Helping people with computers... one answer at a time.
Spam is no longer just something in email. Web site spam, or "comment spam" is on the rise. If you've seen website spam on your site, we'll look at some of the things you can do.
I have a personal web-site to help computer users that's been running for about 6 years. I have a guest book and people have been signing it for years. Within the past year, though, I've been swamped with spammers signing my book. I get about 6 to 10 spams each day. Each morning I delete them, but it is getting worse by day.
I had tried to "hide" my guest book from the public and sacrifice the ability to have people sign and my enjoyment in reading these. But even this "hidden" page keeps getting spam.
How can I prevent spammers from signing my guest book? I'd appreciate your comments and hopefully a solution to this annoying problem.

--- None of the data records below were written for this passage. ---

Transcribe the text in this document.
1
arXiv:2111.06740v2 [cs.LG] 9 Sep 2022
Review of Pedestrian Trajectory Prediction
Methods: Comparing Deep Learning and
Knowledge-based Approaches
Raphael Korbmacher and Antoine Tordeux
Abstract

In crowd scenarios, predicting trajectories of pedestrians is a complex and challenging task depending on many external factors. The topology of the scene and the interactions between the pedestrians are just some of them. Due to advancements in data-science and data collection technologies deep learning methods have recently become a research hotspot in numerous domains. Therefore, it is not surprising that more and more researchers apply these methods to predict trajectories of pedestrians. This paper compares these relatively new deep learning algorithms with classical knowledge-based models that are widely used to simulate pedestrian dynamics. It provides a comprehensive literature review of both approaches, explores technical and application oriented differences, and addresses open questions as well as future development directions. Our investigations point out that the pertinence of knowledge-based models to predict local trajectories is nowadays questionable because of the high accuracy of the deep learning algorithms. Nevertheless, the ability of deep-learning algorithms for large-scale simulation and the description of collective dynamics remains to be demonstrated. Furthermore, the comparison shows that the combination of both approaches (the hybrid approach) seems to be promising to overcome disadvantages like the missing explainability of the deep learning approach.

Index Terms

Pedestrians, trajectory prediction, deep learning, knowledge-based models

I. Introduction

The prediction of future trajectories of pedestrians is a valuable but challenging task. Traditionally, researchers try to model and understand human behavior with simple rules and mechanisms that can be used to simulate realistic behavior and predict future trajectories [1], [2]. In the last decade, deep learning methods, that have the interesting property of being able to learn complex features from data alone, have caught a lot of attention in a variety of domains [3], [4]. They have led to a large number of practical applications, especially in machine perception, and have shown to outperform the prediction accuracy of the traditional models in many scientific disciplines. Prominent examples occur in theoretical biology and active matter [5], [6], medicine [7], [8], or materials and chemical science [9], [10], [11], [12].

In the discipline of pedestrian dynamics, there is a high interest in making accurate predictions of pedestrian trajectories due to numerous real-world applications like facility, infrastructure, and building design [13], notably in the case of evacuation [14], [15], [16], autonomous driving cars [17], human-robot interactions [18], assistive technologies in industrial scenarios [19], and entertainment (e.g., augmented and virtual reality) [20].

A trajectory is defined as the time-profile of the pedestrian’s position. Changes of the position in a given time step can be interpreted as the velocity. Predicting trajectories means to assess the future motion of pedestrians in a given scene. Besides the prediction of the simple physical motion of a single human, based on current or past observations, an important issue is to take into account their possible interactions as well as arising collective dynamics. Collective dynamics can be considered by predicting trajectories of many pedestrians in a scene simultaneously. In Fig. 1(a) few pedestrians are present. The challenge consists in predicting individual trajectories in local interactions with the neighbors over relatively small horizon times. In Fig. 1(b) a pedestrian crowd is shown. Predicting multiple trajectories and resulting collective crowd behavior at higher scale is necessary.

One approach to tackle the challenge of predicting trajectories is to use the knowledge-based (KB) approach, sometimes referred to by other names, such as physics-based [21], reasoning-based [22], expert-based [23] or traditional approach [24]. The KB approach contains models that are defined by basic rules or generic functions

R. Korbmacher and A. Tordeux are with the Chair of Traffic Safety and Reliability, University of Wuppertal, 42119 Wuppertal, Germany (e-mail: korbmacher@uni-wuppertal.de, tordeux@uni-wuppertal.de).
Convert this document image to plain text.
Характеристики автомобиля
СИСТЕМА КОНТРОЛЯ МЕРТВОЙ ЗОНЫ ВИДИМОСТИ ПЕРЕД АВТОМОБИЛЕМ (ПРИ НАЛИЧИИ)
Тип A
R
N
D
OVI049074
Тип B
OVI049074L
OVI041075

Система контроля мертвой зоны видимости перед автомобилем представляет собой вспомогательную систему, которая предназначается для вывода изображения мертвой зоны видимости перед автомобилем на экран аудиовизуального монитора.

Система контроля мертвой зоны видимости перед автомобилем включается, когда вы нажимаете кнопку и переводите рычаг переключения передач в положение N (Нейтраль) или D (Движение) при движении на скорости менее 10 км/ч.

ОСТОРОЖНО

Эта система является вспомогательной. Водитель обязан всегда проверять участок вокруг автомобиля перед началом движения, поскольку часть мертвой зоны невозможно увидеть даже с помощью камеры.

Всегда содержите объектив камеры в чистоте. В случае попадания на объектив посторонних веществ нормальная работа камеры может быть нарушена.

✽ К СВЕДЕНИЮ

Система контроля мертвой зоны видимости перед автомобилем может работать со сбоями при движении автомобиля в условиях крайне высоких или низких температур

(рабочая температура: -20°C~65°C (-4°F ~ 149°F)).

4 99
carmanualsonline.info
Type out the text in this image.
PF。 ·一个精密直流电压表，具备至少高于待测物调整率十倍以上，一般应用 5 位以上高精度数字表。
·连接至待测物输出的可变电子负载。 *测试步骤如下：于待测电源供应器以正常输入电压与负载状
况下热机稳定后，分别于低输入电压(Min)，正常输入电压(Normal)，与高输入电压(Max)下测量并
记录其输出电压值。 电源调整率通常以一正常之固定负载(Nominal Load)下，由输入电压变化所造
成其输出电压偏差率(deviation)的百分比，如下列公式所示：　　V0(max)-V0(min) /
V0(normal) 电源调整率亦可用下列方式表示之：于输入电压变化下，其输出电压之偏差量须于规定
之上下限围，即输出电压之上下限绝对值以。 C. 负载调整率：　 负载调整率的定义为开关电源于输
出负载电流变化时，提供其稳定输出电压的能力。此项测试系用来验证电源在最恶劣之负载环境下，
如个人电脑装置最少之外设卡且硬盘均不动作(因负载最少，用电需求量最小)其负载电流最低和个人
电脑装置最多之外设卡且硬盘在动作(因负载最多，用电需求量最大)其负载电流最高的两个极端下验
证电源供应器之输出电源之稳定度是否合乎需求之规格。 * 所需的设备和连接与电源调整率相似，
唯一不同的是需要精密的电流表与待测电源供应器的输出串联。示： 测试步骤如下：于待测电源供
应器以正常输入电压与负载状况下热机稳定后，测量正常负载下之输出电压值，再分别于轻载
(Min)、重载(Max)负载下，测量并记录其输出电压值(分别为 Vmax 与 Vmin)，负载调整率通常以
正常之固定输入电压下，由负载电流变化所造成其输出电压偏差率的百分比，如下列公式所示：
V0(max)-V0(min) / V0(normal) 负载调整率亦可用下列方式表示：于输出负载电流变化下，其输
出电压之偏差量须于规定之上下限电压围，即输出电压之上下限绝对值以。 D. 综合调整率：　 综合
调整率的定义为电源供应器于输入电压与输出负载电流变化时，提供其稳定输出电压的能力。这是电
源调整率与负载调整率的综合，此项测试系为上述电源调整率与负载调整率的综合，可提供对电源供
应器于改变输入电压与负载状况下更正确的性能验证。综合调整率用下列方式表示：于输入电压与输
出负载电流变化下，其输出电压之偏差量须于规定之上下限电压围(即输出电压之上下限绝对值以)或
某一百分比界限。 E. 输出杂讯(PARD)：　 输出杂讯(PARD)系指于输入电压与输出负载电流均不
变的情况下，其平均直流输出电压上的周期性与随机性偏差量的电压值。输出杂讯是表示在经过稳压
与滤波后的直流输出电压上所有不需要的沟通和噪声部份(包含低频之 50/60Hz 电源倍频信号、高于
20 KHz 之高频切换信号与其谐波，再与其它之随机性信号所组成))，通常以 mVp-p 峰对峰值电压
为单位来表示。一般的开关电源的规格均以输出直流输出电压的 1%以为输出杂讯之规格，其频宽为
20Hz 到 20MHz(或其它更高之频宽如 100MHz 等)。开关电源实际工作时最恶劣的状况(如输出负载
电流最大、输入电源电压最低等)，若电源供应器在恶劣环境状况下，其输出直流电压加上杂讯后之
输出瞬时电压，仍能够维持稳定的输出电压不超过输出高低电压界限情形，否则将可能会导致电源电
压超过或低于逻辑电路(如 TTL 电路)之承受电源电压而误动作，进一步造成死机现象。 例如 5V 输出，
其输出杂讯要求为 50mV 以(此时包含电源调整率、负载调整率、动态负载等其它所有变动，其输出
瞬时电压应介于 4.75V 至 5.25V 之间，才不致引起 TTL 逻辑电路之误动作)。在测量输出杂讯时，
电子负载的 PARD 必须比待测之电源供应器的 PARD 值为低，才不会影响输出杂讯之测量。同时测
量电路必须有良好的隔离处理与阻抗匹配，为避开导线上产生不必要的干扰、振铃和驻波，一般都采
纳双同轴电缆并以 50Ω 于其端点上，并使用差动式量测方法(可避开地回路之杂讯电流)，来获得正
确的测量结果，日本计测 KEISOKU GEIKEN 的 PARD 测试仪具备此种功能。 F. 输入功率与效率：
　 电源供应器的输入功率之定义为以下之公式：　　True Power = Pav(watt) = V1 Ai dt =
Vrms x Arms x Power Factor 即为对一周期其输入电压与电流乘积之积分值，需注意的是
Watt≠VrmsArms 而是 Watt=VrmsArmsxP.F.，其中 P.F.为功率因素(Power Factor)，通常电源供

Oh, I have plenty of comments and opinions on this topic - it's a problem I face right here with Ask Leo!
But unfortunately, like spam in general, there's no single answer - no magic bullet.
Depending on your server and other specifics, there are several approaches you can take.
Web spam, also known as "blog spam" or "comment spam", is definitely on the rise. Spurred by the popularity of Weblogs or blogs which allow people to post comments, spammers are using these forms to post links back to their own sites. The links aren't really intended to server as advertising, per se, but rather, to trick the search engines into thinking that the target site is more important than it is, because of all the incoming links.
Regardless of why, it's a mess.
There are two types of comment spam generation techniques: manual and automated. Automated tools will scour the web looking for things that look like comment or guest book forms, and automatically post their bogus content to these forms. Manual tools involving hiring cheap labor overseas to do exactly the same thing by hand.
While it started as comment spam on blogs, it's most definitely no longer limited to that. Almost any form that accepts input on the web is getting hit.
As I said, there are various tools and techniques to combat comment or web spam. Which technique might help you depends on how your form is set up, and on what type of server, or publishing platform you might be running.
A very common technique is to use what's called a "CAPTCHA" ("Completely Automated Public Turing test to tell Computers and Humans Apart"). You've probably seen them - they're the often distorted characters that you're asked to re-type into the form before it will be accepted. As the name implies, it's a way to prevent automated tools from posting to your form. Unfortunately it does nothing to stop actual humans.
If you're running on a content management system like MovableType, WordPress or others, then CAPTCHA may already be an option - either as a built-in feature, or as a plugin for your platform. Unfortunately creating and using a CAPTCHA test in the general sense is not all that trivial.
If you're running an Apache-based web server and you have access to its configuration, the mod_security module might be an option. This module can be configured to monitor for terms and take action when those terms are posted to your form. It's something else I run on Ask Leo!'s server, and as a result attempts to post a comment with certain four-letter-words or certain spam-related phrases will simply be rejected.
Another technique I find myself using is for forms where I control the script that processes the form input. Most notably, my ask a question page has been getting hammered of late with various attempts at web spam. What I've done is simply make note of common strings (typically the websites that are being linked to) and updated the code to disallow posts containing those strings. (Apparently, being PHP based, it bypasses mod_security.)
Both techniques that scan for strings require a certain amount of maintenance. As spammers arrive attempting to promote new things, those things need to get added to the disallowed list. However, if you're willing to completely disallow links in the content posted from valid users, then disallowing the string "http:" would stop 99% of this type of spam. Unfortunately that's not something I can do, as many of the questions I get do need to refer to specific web pages.
If you don't have access to the levels of scripting or server configuration that I've described here, then your next best bet is to investigate the specific publishing platform you're using. The spam problem is wide-spread, and many of the popular platforms are implementing solutions of various types.